Writer's Note: William Williams' interest in the manmade environment dates to 1970, at which point the then-young Williams started a collection of postcards of city skylines. The collection now numbers 1,000-plus cards. Among the writer's specific interests are exterior building design, city district planning, demographics, signage, mixed-use development, mass transit and green/sustainable construction and living. Williams began his Creating Places column with The City Paper in February 2005. The column in its original form was discontinued in September 2008 and reinvented via this blog in November 2008. Creating Places can be found on the home page of the website of The City Paper, at which Williams has worked in various capacities since October 2000.

Sunday, November 18, 2012

Creating Places: A tower for Green Hills

Earlier this week, Southern Land announced its plans to develop in Green Hills (see details here). As many of you know, SL is developing Elliston 23 near Vanderbilt. That building, which I estimate is two-thirds completed is nicely taking shape.

A few points regarding the proposed Green Hills development:

1. The building (unnamed as of now) reminds me to some extent of Icon in The Gulch. In fact, at quick glance, the rendering suggests a view of Icon from the southwest corner of the 12th Avenue South and Division Street intersection.

2. On the Icon theme, I am not a fan, generally, of buildings that have brick-framed glass segments (as seen below in the mid-section of the tower portion) that interact with larges masses of glass. Perhaps this won't be brick but, instead, a tile of some sort. That would be preferable.

3. The mixed-use (office, retail, residential) format is strong. For comparison, Gulch mid-rise Terrazzo has the same combination and it seemingly works well. Of course, Terrazzo is a condo building. This structure will offer rental apartments. Still, the formula can be successful, particularly in Green Hills.

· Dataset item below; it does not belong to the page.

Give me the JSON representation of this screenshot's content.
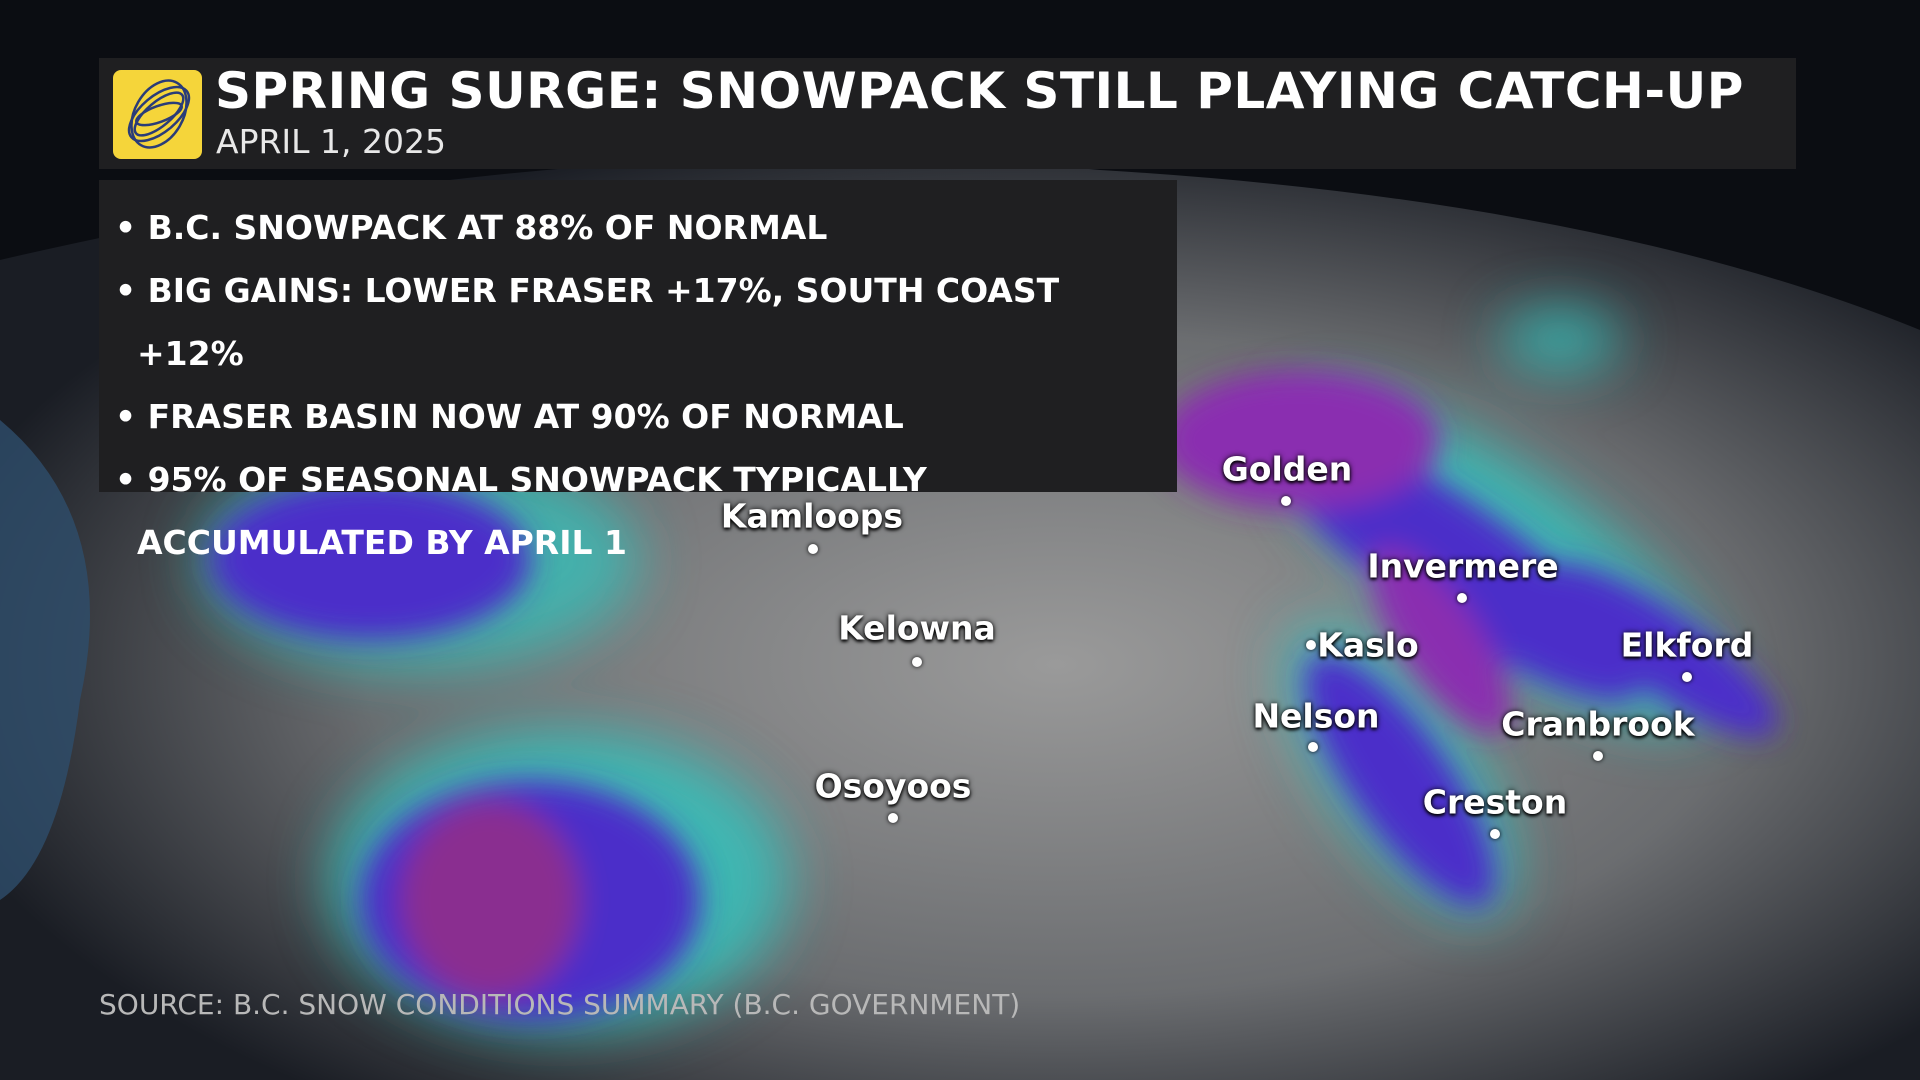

4.  I assume the office portion of the building includes the two floors above the retail (in the foreground of the image). That would be an effective physical arrangement.

5. The roof shows an eaves-like configuration at the tower's top front (seen in upper-left corner of the image). Very nice.

6. The color scheme (silvers, blues and browns) would work much better without the browns, which, again, I assume will be brick. With silvers and blues only, much like Roundabout Plaza (see here), the building would look much more sleek.

7. If Green Hills is going to land a mid-rise, this might be an ideal spot (extra traffic notwithstanding), as the building would anchor the eastern segment of the GH commercial district while the modernist (even brutalist) Green Hills Apartments for Retired Teachers (seem photo here) holds court on the west side. The visual balance might be nice.

Overall grade: B


  1. I hope their is plenty of underground parking. This will be a good anchor for all the newly redeveloped shopping and office buildings on Richard Jones Rd. I'm certain this will do very well in Green Hills and Southern Land Co. has a great track record of quality.

  2. Should be a quality project. And I would think there will be ample underground parking.


  3. William, I want a more dense, urban Green HIlls, but I have serious concerns about the appropriateness about a fourteen story building in Green Hills right now. Don't you think this seems out of context?